The very large one is 6 IMPERIAL quarts – equal to 14.2 U.S. Pints. This is very heavy.
The smallest is One pint – also Imperial measure – equal to 1.2 U.S. Pints.
The two earliest are ca. 1895, the large one dates to 1910.
I also have a lot of AMERICAN MADE cast iron.
Including this huge oval roaster made by Griswold – the back stamp “Large Block” logo was used between 1920 and 1940.
As long as it is cared for and treated with respect, cast iron can last for decades or even centuries.
And even though many people collect it, there are still “treasures” to be found. One of the women who works at a local thrift store, found an Erie “Spider” skillet in a box of mostly junk that had been dropped off outside the back door of the store a few weeks ago. It was in almost perfect condition and looked like it had been used sparingly.
Go to the site Cast Iron Collector BEFORE you go shopping for antique and vintage cast iron.
This is what is sometimes called a “double skillet” – it is a Griswold “Chicken Fryer” with a loop on the deep bottom skillet and a “hook” on the shallower top skillet and a flange that allows the top to fit snugly onto the bottom.
This one is in exceptional condition and has the “large block” Griswold logo and the 1102/1103 numbers which show it was manufactured in the late 1930s.
This Number 8 nickle-plated skillet has the SLANT large logo, the ERIE designation and the 704 number, as well as the heat ring which was on earlier skillets that were intended for use on flat-top wood and coal kitchen ranges. I have a friend who has an English AGA range and has collected several Griswold and other cast iron skillets and other cookware with these heat rings which insure the bottoms of the skillets will not warp with high temps.
The plating on this one is almost 100% intact, with only a few minor blemishes.

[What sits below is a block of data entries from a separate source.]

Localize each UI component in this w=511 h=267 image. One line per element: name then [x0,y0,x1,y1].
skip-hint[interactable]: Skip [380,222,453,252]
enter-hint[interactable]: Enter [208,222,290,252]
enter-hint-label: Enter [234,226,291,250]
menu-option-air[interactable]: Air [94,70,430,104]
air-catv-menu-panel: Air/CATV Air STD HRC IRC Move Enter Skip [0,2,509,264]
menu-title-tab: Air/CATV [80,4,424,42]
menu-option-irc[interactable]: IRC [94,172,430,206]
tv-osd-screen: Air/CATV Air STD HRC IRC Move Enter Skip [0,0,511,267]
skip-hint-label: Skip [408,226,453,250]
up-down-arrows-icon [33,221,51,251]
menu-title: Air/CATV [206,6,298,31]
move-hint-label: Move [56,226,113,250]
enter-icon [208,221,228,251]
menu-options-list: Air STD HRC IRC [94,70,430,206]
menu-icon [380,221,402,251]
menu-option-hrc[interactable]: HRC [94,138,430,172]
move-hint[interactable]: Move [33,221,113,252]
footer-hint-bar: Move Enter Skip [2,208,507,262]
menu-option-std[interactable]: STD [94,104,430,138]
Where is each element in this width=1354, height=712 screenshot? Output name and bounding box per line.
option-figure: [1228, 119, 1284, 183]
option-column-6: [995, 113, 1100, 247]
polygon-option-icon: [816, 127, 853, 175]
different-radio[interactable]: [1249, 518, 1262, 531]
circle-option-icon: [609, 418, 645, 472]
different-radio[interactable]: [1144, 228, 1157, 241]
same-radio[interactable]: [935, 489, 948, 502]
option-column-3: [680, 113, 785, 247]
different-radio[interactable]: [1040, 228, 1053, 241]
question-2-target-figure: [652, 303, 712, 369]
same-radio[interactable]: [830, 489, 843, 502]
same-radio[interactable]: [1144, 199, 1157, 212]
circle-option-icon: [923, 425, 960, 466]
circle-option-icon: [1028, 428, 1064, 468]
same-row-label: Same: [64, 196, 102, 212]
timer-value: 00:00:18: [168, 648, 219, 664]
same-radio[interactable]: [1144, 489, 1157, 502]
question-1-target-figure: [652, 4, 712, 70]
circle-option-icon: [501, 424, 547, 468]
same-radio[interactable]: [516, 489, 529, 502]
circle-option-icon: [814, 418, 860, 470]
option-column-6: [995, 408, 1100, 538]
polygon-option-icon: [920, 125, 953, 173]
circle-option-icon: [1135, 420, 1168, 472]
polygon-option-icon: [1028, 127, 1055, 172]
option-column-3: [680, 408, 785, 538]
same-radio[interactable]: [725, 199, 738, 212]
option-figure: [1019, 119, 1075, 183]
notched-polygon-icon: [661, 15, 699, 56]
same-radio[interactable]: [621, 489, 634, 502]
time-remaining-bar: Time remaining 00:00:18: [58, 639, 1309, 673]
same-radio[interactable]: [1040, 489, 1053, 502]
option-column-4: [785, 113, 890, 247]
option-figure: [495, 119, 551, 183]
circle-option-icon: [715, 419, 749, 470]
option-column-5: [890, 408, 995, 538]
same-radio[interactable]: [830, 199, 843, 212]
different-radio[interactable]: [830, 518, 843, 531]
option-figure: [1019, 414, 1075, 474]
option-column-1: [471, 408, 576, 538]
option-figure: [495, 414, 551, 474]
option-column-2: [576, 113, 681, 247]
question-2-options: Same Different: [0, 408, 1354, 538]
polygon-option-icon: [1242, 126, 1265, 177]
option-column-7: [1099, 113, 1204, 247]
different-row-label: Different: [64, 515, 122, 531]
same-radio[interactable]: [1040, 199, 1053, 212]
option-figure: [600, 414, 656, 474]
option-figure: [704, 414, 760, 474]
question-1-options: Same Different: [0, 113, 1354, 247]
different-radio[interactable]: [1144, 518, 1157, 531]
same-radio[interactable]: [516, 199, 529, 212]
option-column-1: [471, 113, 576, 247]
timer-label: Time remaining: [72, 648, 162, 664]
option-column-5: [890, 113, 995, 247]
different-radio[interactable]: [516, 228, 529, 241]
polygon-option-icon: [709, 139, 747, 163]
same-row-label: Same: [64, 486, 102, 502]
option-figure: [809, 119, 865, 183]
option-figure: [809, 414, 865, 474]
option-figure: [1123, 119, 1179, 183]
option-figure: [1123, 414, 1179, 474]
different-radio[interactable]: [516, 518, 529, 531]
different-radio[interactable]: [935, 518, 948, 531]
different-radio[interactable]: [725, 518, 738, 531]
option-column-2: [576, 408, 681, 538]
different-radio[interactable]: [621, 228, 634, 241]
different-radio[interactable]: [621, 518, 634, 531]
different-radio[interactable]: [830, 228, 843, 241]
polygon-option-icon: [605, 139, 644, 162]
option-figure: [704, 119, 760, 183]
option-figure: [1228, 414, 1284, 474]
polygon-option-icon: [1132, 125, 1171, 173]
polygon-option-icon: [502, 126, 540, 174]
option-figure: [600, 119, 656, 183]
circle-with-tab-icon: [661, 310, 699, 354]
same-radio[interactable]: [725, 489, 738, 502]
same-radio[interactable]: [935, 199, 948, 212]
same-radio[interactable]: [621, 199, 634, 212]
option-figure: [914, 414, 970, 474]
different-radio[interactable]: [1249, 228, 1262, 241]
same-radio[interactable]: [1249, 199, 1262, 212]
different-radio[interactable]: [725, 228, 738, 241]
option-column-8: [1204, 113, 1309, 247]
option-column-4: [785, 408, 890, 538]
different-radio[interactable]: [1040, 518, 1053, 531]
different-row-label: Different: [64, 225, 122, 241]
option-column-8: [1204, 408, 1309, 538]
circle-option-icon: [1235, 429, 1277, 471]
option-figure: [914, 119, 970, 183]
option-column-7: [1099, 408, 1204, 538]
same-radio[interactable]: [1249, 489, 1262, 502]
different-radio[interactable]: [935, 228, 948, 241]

This is another Griswold nickle-plated skillet – flat bottom, no heat ring, with the large BLOCK logo and the “Erie PA, U.S.A.” designation also numbered 704.
On this No. 8 skillet the plating is about 60-70% intact. It obviously has been scrubbed away around the inner portion where the bottom meets the sides.
The following piece is a very early Griswold pot – with a heat ring – with the only identification the lare “E R I E” on the bottom, which exhibits the pitted surface common to the early sand cast pots. The interior is well finished and smooth. This pot is in wonderful condition considering its age – late 1800s.
Dimensions are: Top diameter – 9 3/8 inches, Bottom diameter – 8 1/4 inches Height – 6 inches. Volume: 6 Quarts, with 1 inch of head room.
And here are some pieces of bakeware. Muffin tins, gem pans, “French roll” or “Cream cake” pans, cornstick pans. And a few steel muffin pans, of which I have too few to work into a dedicated page.
The following are corn stick pans, varying in shape and design. The “corn ear” shape pans were also available in cast aluminum. These are cast iron, even though they look lighter in color than other cast iron pieces.
The following are two “muffin” or cupcake pans of similar dimensions – one is enamel on cast iron, the other is plain.
This 12-section baking mold with rounded bottoms is called a “French roll” pan by many collectors, however my grandmother and her cook called this a “cream cake” pan and the little “sponge” cakes were baked in it. (think Twinkies) and when I was little, this had a flat plate to cover and restrict the height the cakes could rise. Sadly, that has been lost in one of my moves. It is obvious that this needs a good cleaning and re-seasoning and I may or may not get around to it.